I gaze at God’s creation, at everything which He had sent to me, which has been placed close to me, which, through His will, has come together in my life, and, with my hand on my heart, from the depth of my heart and conscience, I say: all this is very good! Yonder is my happy childhood — how brightly it shines, diffusing its aroma from the distant long ago, how it lights up my path before me, how it freshens my soul, during spells of exhaustion! Yonder is my ardent youth and with it all that brought to my soul the first raptures of feeling.

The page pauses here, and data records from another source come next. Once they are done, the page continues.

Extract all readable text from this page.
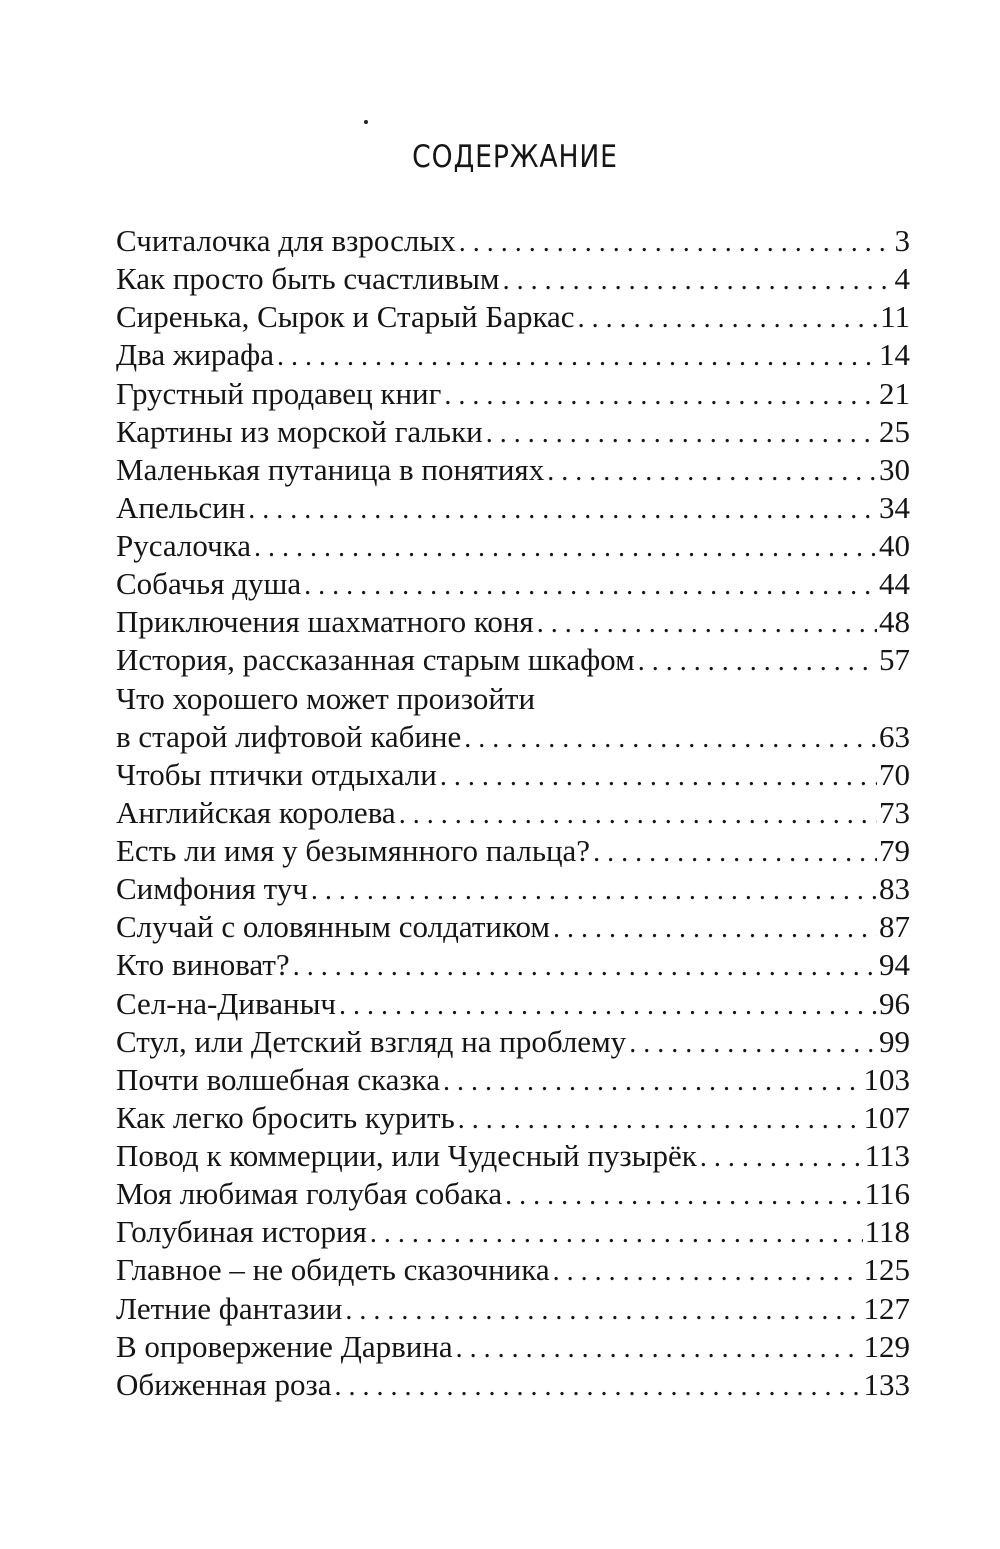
СОДЕРЖАНИЕ
Считалочка для взрослых . . .	3
Как просто быть счастливым . . .	4
Сиренька, Сырок и Старый Баркас . . .	11
Два жирафа . . .	14
Грустный продавец книг . . .	21
Картины из морской гальки . . .	25
Маленькая путаница в понятиях . . .	30
Апельсин . . .	34
Русалочка . . .	40
Собачья душа . . .	44
Приключения шахматного коня . . .	48
История, рассказанная старым шкафом . . .	57
Что хорошего может произойти
в старой лифтовой кабине . . .	63
Чтобы птички отдыхали . . .	70
Английская королева . . .	73
Есть ли имя у безымянного пальца? . . .	79
Симфония туч . . .	83
Случай с оловянным солдатиком . . .	87
Кто виноват? . . .	94
Сел-на-Диваныч . . .	96
Стул, или Детский взгляд на проблему . . .	99
Почти волшебная сказка . . .	103
Как легко бросить курить . . .	107
Повод к коммерции, или Чудесный пузырёк . . .	113
Моя любимая голубая собака . . .	116
Голубиная история . . .	118
Главное – не обидеть сказочника . . .	125
Летние фантазии . . .	127
В опровержение Дарвина . . .	129
Обиженная роза . . .	133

Here are my lessons, my joys, my bitter losses, here are the people to like with whom is my happiness, here are others, whom I have buried in the damp earth, almost unconscious with grief; here are all in whose company I grew up, with whom I worried, from whom I have received gifts of love and of wrath, from whom have I accepted honour and dishonour; here is Nature, which, at times, appeared to me more alive and more responsive, which had more power to energize my spirit, than living beings themselves; here are my pleasures, my connections, my illnesses. All, all this is very good. All was good, that God’s Providence sent into my life. Nothing was in vain. Everything was for good.
My past! How far it stretches back in the wondrous country, whence come to me a glad sound, or a beloved image, consolation, and hope, and bitter remorse. I gaze at it and I smile for joy, I gaze at it and I cover my face with my hands for shame. Yet I know: it is mine, it is myself, it is a part of my life, and no power can take it from me or erase what is written in it. And that which is written in it is the future, it is the fate of man. Many are the lives in it, whose mysterious meaning will be disclosed at some future time, at the time when the seed that was sown, will come to ripeness, when, in letters of fire, it will bring forward the word, traced on it by eternal wisdom, unrevealed as yet to mind and conscience, but not to be separated from life. Whilst man lived his days, whilst he worked and slept, whilst he laughed and cried, whilst he moved and rested — eternal Wisdom traced this word on his life and sealed it with a seal of its own, putting a magic spell on it, until the time comes for the seal to be broken, and for a dark corner of a man’s life to be lit up by the light of God’s understanding, which lies hidden in life. It is an agony to read some of these words, but once you have read them, your heart will know, that those are words of God’s love, of God’s solicitude for man. And with every new word, a mystery is revealed, a veil is drawn away and man is made able to understand the thoughts and longings of his own heart.
All is very good. Yet, even now, my restless heart is throbbing with unknown longing and straining to see into the distant future.
Oh Lord! let Thy blessing rest on us.